Re: Re: Logic question

new drkitten said:
If we were to find something that doesn't follow the laws of logic and causality, this would probably result in scientists adjusting the laws to take into account the newly discovered phenomenon.
The laws of logic are not rewritable --- they're a priori. It's not like physical laws. "If we had some ham, then we'd have some ham and eggs, if we had some eggs" --- this is not empirical, it couldn't be false.

In the case of the "laws of causality", I'm not sure what those would be --- it sounds more like philosophy than science to me. If there's a place for them in sceince, then something which breaks these laws, whatever they are, shows that they're not really laws.
 
Re: Re: Re: Logic question

Dr Adequate said:
The laws of logic are not rewritable --- they're a priori. It's not like physical laws. "If we had some ham, then we'd have some ham and eggs, if we had some eggs" --- this is not empirical, it couldn't be false.

This is simply false, or else we'd still only be studying Aristotelian syllogisms in school and George Boole would be a name no one has ever heard of.
 
AWPrime,

I was asked the question:

quote:
--------------------------------------------------------------------------------
Can something exist that doesn't follow the laws of logic and causality?
--------------------------------------------------------------------------------

I have a feeling that says NO, but am I right?

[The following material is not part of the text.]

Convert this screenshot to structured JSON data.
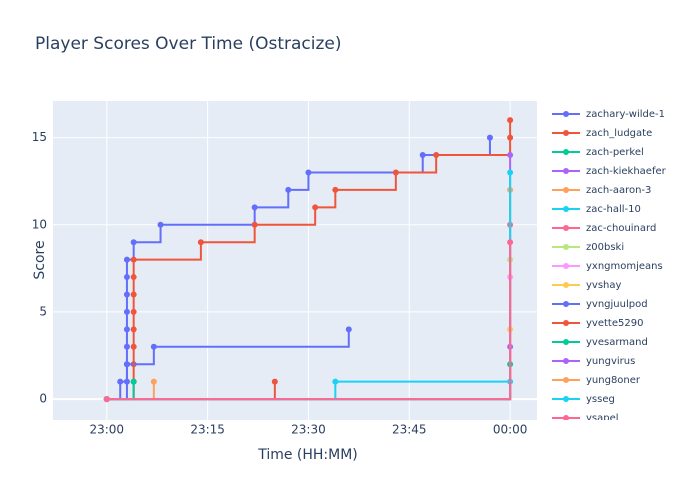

I think the question is very badly posed.

First, can something exist that doesn't follow the laws of logic? I don't know what this means. The laws of logic are not laws that things follow. They are rules for drawing conclusions from premises. I am guessing that the intention was "Can something exist which is logically self-contradictory?".

If so, then the question is meaningless. If X is defined in a self-contradictory way, then the statements "X exists", and "X does not exist", do not actually mean anything at all. They therefore cannot really be said to be true or false.

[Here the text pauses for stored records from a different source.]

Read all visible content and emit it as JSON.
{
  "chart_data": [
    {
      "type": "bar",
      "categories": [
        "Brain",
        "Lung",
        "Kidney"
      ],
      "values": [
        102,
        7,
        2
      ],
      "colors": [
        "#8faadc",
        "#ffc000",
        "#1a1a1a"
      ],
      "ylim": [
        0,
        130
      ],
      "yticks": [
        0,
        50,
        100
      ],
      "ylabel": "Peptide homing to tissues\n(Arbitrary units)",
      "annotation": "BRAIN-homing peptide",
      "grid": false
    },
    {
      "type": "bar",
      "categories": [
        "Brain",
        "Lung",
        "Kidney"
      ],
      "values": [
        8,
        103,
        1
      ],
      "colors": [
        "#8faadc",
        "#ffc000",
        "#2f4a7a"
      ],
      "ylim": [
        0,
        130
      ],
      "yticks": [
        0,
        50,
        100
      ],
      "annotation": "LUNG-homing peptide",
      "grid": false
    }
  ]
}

As to the laws of causality, I am not sure which laws are being referred to. Our most fundamental laws of nature are not causal, which would seem to imply that the things which they describe to not follow any laws of causality. So with respect to that question, I would say the answer is "yes".


Dr. Stupid
 
Can something exist that doesn't follow the laws of logic and causality?

To answer both questions .Yes. Look at Physics.
This whole discipline of theoretical physics has more pretzel logic that one can imagine. The kicker is that the outcome is predictable and the setting is concrete . It's the transition between the two that is the undefined and ill-understood.

Two examples that demonstrate it's behavior. The double slit experiment where the outcome is either that light Is a wave or corpuscular in nature. The outcome is depends how we measure it, in other words the outcome can be determined in how we set up the experiment. An odd logic no doubt.

Certain Quantum cases shares this odd behavior. Einstein's "spooky action at a distance" is his framing of a particular antithetical traits where the behavior of certain particle pairs violate the credo that no information can exceed c, yet there is demonstrable behavior of particles separated exhibit instantaneous linkage at a distance, which violates no "FTL travel". .

So we wind up at the position that our model is false or our scientific analysis are wanting. You Choose.
 
If by law of causality you mean that the cause must preceed the consequence, I don't think any physical entity could break it. You can postulate a metaphysical entity (call it god) that breaks this principle.
 
Re: Re: Re: Re: Logic question

new drkitten said:
This is simply false, or else we'd still only be studying Aristotelian syllogisms in school and George Boole would be a name no one has ever heard of.

Nonsense. "Rewritable" does not mean non-expandable. Boolean logic doesn't violate any of the underpinnings that came before.